Sometimes it was a battlefield. Sometimes it was a city reduced to ash, with survivors begging the sky for answers. Sometimes it was a hospital room, where prayers met empty walls.

Hell did not need horns or fire. Hell was simply what the world became when people were pushed far enough.

Humans were hell. Not because they were born evil, but because they were capable of turning grief into cruelty with easily. Because they could watch tragedy happen and still demand more blood. Because they could justify anything as long as it made the pain feel smaller for a moment.

The irreversible. The realization that no amount of screaming could undo what had already been done.

And time was its own kind of hell, too.

The world kept moving, even when it should not have been allowed to.

Walking through the Imperial Palace, Franz stopped before a large painting. It depicted a woman with pink hair and dazzling golden eyes.

“What do you think of my mother, Vanitas?” Franz asked. “Do you think she was a good person?”

Vanitas turned his gaze toward the portrait. It was none other than Julia Barielle.

His hand clenched. The air warped.

———!

Wind burst forth, tearing through the canvas and ripping it clean from the wall. What remained fell to the floor in tatters.

Franz only laughed.

“Haha! I feel the same way.” He stepped forward, crushing the ruined painting under his heel. “This cursed woman I call mother. She was the reason for all of this hell.”

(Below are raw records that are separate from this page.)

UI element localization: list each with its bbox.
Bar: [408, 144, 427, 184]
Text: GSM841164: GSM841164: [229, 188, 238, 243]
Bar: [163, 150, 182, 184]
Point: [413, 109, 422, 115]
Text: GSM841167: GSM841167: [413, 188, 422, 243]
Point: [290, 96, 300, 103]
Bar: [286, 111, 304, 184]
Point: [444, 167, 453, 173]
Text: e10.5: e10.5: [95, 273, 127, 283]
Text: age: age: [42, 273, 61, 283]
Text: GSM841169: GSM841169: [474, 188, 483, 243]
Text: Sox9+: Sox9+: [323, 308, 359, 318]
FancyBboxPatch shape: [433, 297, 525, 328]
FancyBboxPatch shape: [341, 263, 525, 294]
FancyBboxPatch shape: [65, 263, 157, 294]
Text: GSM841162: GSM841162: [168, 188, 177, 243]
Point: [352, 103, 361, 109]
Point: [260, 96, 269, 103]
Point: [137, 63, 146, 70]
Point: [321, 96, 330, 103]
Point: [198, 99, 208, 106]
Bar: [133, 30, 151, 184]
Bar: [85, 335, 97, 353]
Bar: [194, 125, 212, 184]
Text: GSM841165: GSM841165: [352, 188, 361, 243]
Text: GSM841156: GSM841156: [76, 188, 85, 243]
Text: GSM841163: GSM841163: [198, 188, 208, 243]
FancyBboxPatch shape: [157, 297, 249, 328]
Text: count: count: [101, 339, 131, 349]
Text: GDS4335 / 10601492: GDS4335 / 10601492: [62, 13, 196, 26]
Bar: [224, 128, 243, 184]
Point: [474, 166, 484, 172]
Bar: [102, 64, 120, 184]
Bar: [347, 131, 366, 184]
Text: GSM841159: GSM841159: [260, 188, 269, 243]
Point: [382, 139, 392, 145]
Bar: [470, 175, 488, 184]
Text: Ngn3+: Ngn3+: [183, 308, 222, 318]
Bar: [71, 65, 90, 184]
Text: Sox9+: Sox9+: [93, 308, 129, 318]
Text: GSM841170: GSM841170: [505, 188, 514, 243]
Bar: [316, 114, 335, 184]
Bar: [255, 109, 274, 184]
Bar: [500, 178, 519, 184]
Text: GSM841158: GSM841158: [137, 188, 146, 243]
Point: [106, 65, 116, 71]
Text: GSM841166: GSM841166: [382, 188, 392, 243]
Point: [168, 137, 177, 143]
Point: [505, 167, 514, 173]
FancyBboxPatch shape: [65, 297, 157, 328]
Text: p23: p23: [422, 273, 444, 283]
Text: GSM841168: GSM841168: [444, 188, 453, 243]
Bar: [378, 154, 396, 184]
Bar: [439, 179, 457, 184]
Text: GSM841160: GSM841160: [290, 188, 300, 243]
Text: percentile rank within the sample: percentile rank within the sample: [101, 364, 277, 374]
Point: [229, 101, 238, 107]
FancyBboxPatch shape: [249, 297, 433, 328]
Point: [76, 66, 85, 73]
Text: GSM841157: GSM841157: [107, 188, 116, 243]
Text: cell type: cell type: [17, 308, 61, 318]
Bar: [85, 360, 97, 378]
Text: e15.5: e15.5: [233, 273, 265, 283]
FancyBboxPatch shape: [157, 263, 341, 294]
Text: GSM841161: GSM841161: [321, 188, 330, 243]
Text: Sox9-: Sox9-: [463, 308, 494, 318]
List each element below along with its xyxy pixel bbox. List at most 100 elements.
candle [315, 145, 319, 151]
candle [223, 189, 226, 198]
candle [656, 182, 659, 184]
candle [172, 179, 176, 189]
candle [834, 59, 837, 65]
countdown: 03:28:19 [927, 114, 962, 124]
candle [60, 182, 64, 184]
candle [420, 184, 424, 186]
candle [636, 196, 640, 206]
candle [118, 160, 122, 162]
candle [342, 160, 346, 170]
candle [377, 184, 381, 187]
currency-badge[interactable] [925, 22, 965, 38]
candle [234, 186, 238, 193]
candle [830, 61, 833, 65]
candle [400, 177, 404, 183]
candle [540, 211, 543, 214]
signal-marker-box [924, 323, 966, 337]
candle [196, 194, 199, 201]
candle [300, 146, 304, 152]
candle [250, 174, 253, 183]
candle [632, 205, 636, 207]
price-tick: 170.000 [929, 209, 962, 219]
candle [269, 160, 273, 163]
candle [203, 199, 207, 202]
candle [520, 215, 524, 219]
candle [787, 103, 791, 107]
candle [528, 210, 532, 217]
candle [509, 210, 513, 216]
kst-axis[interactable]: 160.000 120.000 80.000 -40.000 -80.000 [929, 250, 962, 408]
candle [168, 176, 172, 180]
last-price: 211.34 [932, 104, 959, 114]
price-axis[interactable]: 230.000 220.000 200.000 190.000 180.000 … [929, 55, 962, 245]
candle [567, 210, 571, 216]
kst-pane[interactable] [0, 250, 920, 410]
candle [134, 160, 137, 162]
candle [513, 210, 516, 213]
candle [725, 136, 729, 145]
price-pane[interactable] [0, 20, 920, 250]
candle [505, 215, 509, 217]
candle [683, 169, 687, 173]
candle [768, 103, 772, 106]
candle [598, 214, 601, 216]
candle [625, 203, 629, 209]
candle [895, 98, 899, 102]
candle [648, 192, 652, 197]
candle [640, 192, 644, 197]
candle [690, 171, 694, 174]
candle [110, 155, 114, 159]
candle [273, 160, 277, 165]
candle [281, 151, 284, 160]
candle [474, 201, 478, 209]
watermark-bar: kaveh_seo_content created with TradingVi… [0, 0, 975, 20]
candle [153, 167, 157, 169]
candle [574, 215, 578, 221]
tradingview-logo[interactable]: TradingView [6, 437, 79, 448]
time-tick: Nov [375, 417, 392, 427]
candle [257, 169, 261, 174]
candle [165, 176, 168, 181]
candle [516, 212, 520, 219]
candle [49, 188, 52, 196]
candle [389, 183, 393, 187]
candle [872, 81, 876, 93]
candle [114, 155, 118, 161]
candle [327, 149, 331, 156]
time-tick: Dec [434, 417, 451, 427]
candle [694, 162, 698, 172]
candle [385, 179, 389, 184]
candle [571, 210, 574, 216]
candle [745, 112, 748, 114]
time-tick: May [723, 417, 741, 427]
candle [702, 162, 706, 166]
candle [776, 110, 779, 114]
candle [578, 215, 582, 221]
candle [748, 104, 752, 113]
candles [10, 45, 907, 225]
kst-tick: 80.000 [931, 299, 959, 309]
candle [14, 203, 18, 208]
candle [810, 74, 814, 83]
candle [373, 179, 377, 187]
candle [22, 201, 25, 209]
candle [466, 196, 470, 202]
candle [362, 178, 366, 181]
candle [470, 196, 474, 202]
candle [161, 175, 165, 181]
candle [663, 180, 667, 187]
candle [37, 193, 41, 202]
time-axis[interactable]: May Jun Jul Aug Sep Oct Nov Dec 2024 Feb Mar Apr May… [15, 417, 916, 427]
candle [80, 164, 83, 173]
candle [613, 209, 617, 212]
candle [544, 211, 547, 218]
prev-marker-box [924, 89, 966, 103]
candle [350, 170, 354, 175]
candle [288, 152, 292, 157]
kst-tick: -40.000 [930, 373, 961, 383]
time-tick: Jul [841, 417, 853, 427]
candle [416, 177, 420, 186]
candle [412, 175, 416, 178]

The echo of his laughter faded down the corridor.

“She was loved,” Franz continued. “Praised. Worshipped. People called her the embodiment of beauty.”

He glanced at Vanitas from the corner of his eye.

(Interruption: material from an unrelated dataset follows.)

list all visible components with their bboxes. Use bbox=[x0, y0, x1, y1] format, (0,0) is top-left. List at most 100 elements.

“Isn’t it funny?” he said. “How easily hell is born from people like that?”

The fragments of the painting remained scattered at their feet. Vanitas didn’t look up.

“I loved her.”

“Oh?” Franz blinked. “I didn’t expect such a blunt confession.”

He let out a short laugh.

“Well, it makes sense. My mother held a kind of beauty that drove most men in power mad. Though I suggest you don’t mention things like that in front of your fiancée.”

“It’s fine,” Vanitas replied. “Margaret is quite tolerant of me.”

“Cut from the same cloth,” Franz said. “A man like you deserves a woman like her. Congratulations. I’ll be sure to bless your wedding.”

“Thank you.”

Outside, the protests were growing wilder. Guards struggled to hold the crowds back as voices rose in unison, demanding the release of the Imperial Princess, Irene Barielle Aetherion.

Of all the mockery Irene had endured in Aetherion, it was only after Franz’s tyranny came to light that the people finally realized which power they wished to cling to.

Irene, the one they believed should sit upon the throne. It was deeply ironic. The same people who had cast her aside now wished to depend on her, even as she remained imprisoned underneath the Imperial Palace.

“But still, Vanitas,” Franz said, glancing toward the distant noise, “you really don’t leave things unfinished, do you? You should pay more attention to your woman rather than another woman. Seriously.”

“….”

“While I don’t mind it, it leaves a bitter taste knowing my little sister was right all along.” Franz paused, then added, “Ah, speaking of sisters, do you happen to know where our Astrid is?”

“I have an idea.”

“Is that so?” Franz asked. “Should I be worried?”

“As long as I’m alive, Franz, Astrid will come around.”

Franz clicked his tongue. “This is exactly what I’m talking about. Should I just kill your fiancée and marry you off to my two little sisters instead?”

“….”

“Relax,” Franz added with a laugh. “I’m just joking.”

A knock echoed against the door.

“It seems the Zyphran delegates are here.”